To give a little more detail to that implementation bug, it seems the host implementation inferred an on-link prefix from an address assigned through DHCPv6. We believe the implementation carried over IPv4 behavior, in which it's common to pass on-link prefix information to a host as a side effect of address assignment to interfaces. In IPv6, of course, RAs provide an explicit path for announcing prefix information, so no prefix state should be inferred from address assignment.

In my opinion, the "no PIO" case is adequately described in RFC 4861, as the host has no information about on-link status of a prefix if there is no PIO for that prefix. Therefore, the host should send any outbound traffic to an address from a prefix for which the host has not received a PIO to the default router.

- Ralph


On Dec 5, 2007, at Dec 5, 2007,4:05 PM, Hemant Singh (shemant) wrote:

Erik,

As I said in the presentation, let's forget the aggregation router. The
host implementation bug we found is reproduced in an Ethernet LAN
network too. An RA from the router was sent where RA was NOT signaling
on-link and the host still behaved as on-link for traffic forwarding.
The RA we used was an RA that did not send any PIO (Prefix Information
Option). BTW, such a case (RA with no PIO) is not even covered by the
definition of on- and off-link in section 2.1 of RFC 4861, especially
since section 2.1 goes to so much copious details to describe on-link.
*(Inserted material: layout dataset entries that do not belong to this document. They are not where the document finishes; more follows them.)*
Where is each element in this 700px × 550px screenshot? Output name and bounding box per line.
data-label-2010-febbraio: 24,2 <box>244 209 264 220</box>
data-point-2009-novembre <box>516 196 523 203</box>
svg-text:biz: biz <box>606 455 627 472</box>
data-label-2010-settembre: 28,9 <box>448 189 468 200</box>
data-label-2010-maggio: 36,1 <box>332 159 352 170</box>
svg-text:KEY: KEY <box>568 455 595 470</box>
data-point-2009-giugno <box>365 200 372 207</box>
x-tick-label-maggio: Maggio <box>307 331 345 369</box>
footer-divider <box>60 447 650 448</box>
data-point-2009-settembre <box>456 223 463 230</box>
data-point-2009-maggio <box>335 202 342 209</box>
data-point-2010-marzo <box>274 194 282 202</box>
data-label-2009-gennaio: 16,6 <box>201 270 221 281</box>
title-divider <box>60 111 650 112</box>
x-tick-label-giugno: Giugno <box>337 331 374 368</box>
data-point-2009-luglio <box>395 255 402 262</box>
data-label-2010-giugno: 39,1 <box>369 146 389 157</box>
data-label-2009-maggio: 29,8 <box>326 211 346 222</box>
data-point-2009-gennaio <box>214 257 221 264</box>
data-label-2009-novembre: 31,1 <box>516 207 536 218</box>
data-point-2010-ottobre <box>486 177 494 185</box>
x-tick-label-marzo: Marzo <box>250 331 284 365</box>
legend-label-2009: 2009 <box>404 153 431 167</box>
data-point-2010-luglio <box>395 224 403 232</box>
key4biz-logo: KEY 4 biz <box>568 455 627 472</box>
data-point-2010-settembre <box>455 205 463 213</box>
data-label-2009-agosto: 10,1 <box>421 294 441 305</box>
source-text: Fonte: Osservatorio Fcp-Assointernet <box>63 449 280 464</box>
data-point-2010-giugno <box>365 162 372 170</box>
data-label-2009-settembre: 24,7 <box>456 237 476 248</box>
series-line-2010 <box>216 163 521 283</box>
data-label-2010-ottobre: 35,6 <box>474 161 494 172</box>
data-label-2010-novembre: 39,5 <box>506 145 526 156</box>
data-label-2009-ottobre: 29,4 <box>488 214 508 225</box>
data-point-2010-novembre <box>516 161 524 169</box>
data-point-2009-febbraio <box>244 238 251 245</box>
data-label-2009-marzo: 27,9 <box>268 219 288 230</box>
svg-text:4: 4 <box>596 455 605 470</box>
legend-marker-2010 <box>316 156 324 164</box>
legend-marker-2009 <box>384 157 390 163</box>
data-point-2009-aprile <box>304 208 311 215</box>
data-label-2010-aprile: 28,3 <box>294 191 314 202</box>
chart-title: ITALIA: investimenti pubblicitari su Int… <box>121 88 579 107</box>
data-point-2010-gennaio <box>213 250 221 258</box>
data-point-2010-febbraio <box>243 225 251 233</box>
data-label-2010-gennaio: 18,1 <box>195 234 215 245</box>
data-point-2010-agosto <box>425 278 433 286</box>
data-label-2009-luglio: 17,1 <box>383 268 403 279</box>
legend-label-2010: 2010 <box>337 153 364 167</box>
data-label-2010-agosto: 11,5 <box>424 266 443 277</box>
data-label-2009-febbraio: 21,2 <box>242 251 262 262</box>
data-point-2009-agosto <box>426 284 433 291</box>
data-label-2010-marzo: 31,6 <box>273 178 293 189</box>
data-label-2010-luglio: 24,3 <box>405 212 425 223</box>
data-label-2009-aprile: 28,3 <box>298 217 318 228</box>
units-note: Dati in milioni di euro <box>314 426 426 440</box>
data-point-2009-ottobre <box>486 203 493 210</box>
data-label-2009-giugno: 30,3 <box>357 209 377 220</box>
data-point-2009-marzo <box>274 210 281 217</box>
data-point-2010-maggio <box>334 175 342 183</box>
I was looking for a Turing machine to signal off-link.

Hemant

-----Original Message-----
From: Erik Nordmark [mailto:[EMAIL PROTECTED]
Sent: Wednesday, December 05, 2007 12:29 PM
To: Hemant Singh (shemant)
Cc: Suresh Krishnan; ipv6@ietf.org
Subject: Re: Off-link and on-link

Hemant Singh (shemant) wrote:
Suresh,

At least our drafts do not ask for a new off-link flag. Without a new
off-link flag your scenario will have to go with (a). But do note,
aggregation routers do not send Redirects. So the scenario below
cannot be even supported on aggregation routers.

Which RFC defines an "aggregation router"?

   Erik


Hemant

-----Original Message-----
From: Suresh Krishnan [mailto:[EMAIL PROTECTED]
Sent: Wednesday, December 05, 2007 11:01 AM
To: ipv6@ietf.org
Subject: Off-link and on-link

Hi Hesham/Dave/Erik,
 I am not taking a stand on whether an explicit off-link flag is
necessary/useful or not, but I have encountered a scenario where the
existing algorithm specified in RFC4861 does not work very well. Let's

say a router wants to signal to the clients that 2001:dead:beef::/48
is on-link except for 2001:dead:beef:abcd::/64 that is off-link. How
would it go about describing this? I see two ways

a) Advertise the /48 with L=0 and send redirects for all addresses not

on the /64
b) Advertise the /48 with L=1 and the /64 with Q(the new off-link
flag)=0

I see b) as being more efficient than a)

P.S: I do not think that this scenario is very likely, just possible.